6.4 Create a bar graph

We use a bar graph to visualize the frequency distribution for a single categorical variable.

We’ll use the ggplot approach with its geom_bar function to create a bar graph. The ggplot function comes with the ggplot2 package, which itself is loaded as part of the tidyverse.

To produce the bar graph, we use a frequency table as the input. Thus, let’s repeat the creation of the “tiger.table” from the preceding section, but this time we exclude the adorn_totals line of code, because we don’t want the “total” row to be plotted in the bar graph.

tiger.table <- tigerdeaths %>%
  count(activity, sort = TRUE) %>% 
  mutate(relative_frequency = n / sum(n))

Recall that the “tiger.table” is a sort of summary presentation of the “activity” variable:

tiger.table
## # A tibble: 9 × 3
##   activity                  n relative_frequency
##   <chr>                 <int>              <dbl>
## 1 Grass/fodder             44            0.5    
## 2 Forest products          11            0.125  
## 3 Fishing                   8            0.09091
## 4 Herding                   7            0.07955
## 5 Disturbing tiger kill     5            0.05682
## 6 Fuelwood/timber           5            0.05682
## 7 Sleeping in house         3            0.03409
## 8 Walking                   3            0.03409
## 9 Toilet                    2            0.02273

It shows the total counts (frequencies) of individuals in each of the nine “activity” categories.

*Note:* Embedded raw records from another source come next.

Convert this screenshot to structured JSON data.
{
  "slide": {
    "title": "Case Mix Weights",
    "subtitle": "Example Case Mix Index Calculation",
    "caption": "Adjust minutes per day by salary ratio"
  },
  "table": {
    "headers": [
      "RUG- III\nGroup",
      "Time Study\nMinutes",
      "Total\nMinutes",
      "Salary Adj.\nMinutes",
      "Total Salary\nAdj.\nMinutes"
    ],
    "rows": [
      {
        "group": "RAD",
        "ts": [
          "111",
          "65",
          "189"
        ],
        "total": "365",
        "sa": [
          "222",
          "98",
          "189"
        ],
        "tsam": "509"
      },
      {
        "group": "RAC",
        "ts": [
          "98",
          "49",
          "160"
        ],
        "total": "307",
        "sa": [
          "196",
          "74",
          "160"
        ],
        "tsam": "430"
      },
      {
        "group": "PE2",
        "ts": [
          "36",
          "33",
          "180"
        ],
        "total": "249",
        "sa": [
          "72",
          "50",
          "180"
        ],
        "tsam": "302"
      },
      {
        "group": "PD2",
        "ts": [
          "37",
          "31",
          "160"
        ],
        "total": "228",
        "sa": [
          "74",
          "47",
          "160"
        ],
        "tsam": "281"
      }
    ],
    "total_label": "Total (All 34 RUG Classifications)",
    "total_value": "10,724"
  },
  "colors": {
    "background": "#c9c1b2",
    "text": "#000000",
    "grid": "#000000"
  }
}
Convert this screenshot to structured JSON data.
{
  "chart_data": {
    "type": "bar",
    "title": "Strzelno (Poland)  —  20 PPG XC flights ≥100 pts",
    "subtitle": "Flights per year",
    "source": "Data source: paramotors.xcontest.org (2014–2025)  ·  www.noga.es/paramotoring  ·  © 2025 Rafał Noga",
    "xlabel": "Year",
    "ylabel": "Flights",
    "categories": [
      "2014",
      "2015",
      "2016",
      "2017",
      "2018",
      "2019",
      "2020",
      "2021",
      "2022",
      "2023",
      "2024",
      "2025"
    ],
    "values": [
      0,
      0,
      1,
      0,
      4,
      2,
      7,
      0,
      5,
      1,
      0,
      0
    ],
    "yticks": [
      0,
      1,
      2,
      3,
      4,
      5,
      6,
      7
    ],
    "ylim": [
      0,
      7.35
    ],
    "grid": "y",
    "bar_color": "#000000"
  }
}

And although in the code chunk below you’ll see that we provide an “x” and a “y” variable for creating the graph, remember that we’re really only visualizing a single categorical variable.

Let’s provide the code first, and explain after.

ggplot(data = tiger.table, aes(x = reorder(activity, n), y = n)) + 
  geom_bar(stat = "identity") + 
  ylab("Frequency") +
  xlab("Activity") +
  coord_flip() +
  theme_bw()
Bar graph showing the activities of 88 people at the time they were attached and killed by tigers near Chitwan national Park, Nepal, from 1979 to 2006

Figure 6.1: Bar graph showing the activities of 88 people at the time they were attached and killed by tigers near Chitwan national Park, Nepal, from 1979 to 2006

All figures produced using the ggplot2 package start with the ggplot function. Then the following arguments:

  • The tibble (or dataframe) that holds the data (“data = tiger.table”)
  • An “aes” argument (which stands for “aesthetics”), within which one specifies the variables to be plotted; here we’re plotting the frequencies from the “n” variable in the frequency table as the “y” variable, and the “activity” categorical variable as the “x” variable. To ensure the proper sorting of the bars, we use the reorder function, telling R to reorder the activity categories according to the frequencies in the n variable
  • Then there’s a plus sign (“+”) to tell the ggplot function we’re not done yet with our graph - there are more lines of code coming (think of it as ggplot’s version of the “pipe”)
  • Then the type of graph, which uses a function starting with “geom”; here we want a bar graph, hence geom_bar
  • The geom_bar function has its own argument: “stat = ‘identity’” tells it just to make the height of the bars equal to the values provided in the “y” variable, here n.
  • The ylab function sets the y-axis label
  • The xlab function sets the x-axis label
  • The coord_flip function tells it to rotate the graph horizontally; this makes it easier to fit the activity labels on the graph
  • Then the theme_bw function indicates we want a simple black-and-white theme

There you have it: a nicely formatted bar graph!

REMINDER Don’t forget to include a good figure caption! Here’s a snapshot of the full code chunk that produced the bar graph above:

Example code chunk for producing a good bar graph

Figure 6.2: Example code chunk for producing a good bar graph

  1. Bar graph: Try creating a bar graph using the birds dataset, which includes data about four types of birds observed at a wetland.